“Bölgesel güç değiliz” Başbakan

Japonları sessiz ve terbiyeli insanlar olduğu için aptal sanıyoruz her halde. Başbakan konuşurken böyle söyledikten sonra, komşu ülkelerde yaptığımız tahribatı tevile kalktı. Bilhassa Suriye’de zulüm varmış, onlara uzaktan bakamazlarmış, ondan örtülü müdahale yapmışlar.. Orada olan bitenleri, dışarıdan giden silahlarla öldürdüğümüzü onların bilmediklerini zannediyor.
Esasen Türkiye siyaseti tersine döndü. Onun için de anlamak biraz zor oluyor. Her şeyde böyle. Demeçler, tayinler, tekrar tayinler işlerin ne derece karıştığını göstermeye yetiyor. 

***

İktidarın ve etrafındakilerin hidayete ermelerine bir örnek de yeni Adalet Bakanı ve Başbakan’ın başdanışmanı Yalçın Akdoğan’ın ürettikleri taze demeçlerini dinlerken hissediyorsunuz. Bunların ne kadar muhalefetin eskiden söylediklerini hatırlattığını görüyorsunuz, hatırlattığını da değil, kelimesi kelimesine aynı olduğunu. Çünkü hakikate aykırı idiler şimdi uygun lafları ediyorlar ama inandırıcı olmuyor. Özellikle dine göndermeler yaparak konuştuklarında adeta vaaz veriyorlar:  “Allah şirk, devlet şerik kabul etmez.” 
Siz şimdiye kadar çok kudretli, yıkılmaz olduğunuzu kabul ediyordunuz.

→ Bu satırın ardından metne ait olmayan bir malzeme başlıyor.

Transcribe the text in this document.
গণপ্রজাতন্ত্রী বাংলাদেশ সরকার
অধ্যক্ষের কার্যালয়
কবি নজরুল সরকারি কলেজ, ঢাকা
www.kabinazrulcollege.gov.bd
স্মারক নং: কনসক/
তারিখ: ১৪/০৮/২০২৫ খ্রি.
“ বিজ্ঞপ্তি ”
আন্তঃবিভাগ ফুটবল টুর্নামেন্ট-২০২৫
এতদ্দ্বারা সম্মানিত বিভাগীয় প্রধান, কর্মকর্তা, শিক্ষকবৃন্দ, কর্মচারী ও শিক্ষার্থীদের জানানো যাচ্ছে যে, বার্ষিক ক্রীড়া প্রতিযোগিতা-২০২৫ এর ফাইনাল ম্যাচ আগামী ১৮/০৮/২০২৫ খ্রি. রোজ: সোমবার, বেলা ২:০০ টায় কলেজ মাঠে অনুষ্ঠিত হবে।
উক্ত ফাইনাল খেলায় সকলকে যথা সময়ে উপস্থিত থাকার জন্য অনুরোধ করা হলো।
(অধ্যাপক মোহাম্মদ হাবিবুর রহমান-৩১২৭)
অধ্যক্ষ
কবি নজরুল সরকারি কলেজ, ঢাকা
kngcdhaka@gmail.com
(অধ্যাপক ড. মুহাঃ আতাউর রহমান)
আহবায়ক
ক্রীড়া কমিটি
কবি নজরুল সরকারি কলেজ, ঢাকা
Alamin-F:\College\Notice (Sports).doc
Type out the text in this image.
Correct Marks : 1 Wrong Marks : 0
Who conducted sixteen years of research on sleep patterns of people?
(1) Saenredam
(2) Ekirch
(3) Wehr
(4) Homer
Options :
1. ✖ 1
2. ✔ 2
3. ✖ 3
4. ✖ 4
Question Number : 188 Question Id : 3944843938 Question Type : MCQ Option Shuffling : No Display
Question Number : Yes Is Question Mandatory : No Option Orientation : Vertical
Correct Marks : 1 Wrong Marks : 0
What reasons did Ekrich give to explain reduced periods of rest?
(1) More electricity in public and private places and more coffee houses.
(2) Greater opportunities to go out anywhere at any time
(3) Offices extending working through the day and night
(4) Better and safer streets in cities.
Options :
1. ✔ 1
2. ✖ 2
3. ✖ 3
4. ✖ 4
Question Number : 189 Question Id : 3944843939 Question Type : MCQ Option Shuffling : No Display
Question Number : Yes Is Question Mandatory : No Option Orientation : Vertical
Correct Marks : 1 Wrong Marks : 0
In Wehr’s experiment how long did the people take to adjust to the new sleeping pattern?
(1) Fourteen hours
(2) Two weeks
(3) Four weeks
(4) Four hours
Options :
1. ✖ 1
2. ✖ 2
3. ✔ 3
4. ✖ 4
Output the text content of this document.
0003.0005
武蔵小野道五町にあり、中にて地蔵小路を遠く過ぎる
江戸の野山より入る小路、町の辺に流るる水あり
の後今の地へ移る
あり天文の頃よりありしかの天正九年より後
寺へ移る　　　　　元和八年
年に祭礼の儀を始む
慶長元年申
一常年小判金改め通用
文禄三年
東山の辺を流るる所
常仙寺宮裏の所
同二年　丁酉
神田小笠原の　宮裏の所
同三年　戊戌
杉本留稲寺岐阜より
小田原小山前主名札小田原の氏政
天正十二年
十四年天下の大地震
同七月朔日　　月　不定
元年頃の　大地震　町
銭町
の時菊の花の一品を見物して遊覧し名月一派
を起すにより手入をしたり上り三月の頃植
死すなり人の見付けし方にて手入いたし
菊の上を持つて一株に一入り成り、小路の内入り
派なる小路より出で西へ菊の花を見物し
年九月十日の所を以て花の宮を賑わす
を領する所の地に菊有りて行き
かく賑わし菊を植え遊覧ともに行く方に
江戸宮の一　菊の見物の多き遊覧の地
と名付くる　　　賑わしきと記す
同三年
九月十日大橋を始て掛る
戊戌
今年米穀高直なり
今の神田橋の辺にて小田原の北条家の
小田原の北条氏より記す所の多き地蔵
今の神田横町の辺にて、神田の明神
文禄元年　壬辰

Hatta benim, takdire tedbir uymuyor laflarımı da dinlemiyordunuz.
Şimdiye kadar neredeydiniz?
Bekir Bozdağ söylüyor bunu. Üstelik HSYK’nın yetkilerini tamamen üstüne topladığı bir günde. HSYK’lık 9 isimden 3’üne soruşturma izni vermezmiş ama diğerleri için izin verirmiş.
Ölçünüz ne? Operasyonun üzerine gitmek veya gitmemek mi? Hak ve adalet gözetip gözetmemek mi?
HSYK’yı, elimde yetki olsa ben yargılarım. Bunu da Başbakan mı söyledi. Evet.
Ergun Özbudun bile bu kararın hukuka aykırı olduğunu söylemekten kendini alamadı. Ama hukukun artık hiçbir şeyde kalmadığı bu günlerde hiçbir önemi yok. Eskiden bir Ak Parti’liden farkı yoktu Profesör Özbudun’un.

***

Bekir Bozdağ, bir akrep hikayesi anlattı. Hani akrep, kurbağaya, sırtında suyu geçmek için, seni sokmam diye söz vermiş de sonra suyun ortasında sokmuş ya, kurbağaya da ne yapayım huyum bu demiş ya. Bu hikaye Adalet Bakanı’nın hedef aldığı kitleden çok, bizzat iktidarı hatırlatıyor.
“Küfür zulmün kardeşidir” diyorlar. Çok doğru. Ama şimdiye kadar hiç hatırlamadılar. Hatta Diyanet İşleri Başkanımız, gençlerin dindarlıklarını kaybedeceğinden korktuğunu söyledi. Bunu çok dindar olduğunu iddia etmeyen muhalefet de söylüyordu. Ama siz, dindar ve kindar nesil yetiştireceğiz diye gençleri baştan çıkarıyordunuz.

***

Darbeden şikayet edenler şimdi ülkeyi darbeler ülkesi haline getirdiler. Bunu kimse söylemiyor, halk söylüyor. Darbeler darbeler diyerek ordumuzun yarısının içeri tıkıldığı günlerde biz söylüyorduk. Şimdi iktidarın o zamanki yandaşları, bu yapılan yargı darbesi diyor. Bir şey tersine dönerse düzelir zannederdim. Birçok kere ters yüz edildiği için düzelmiyor.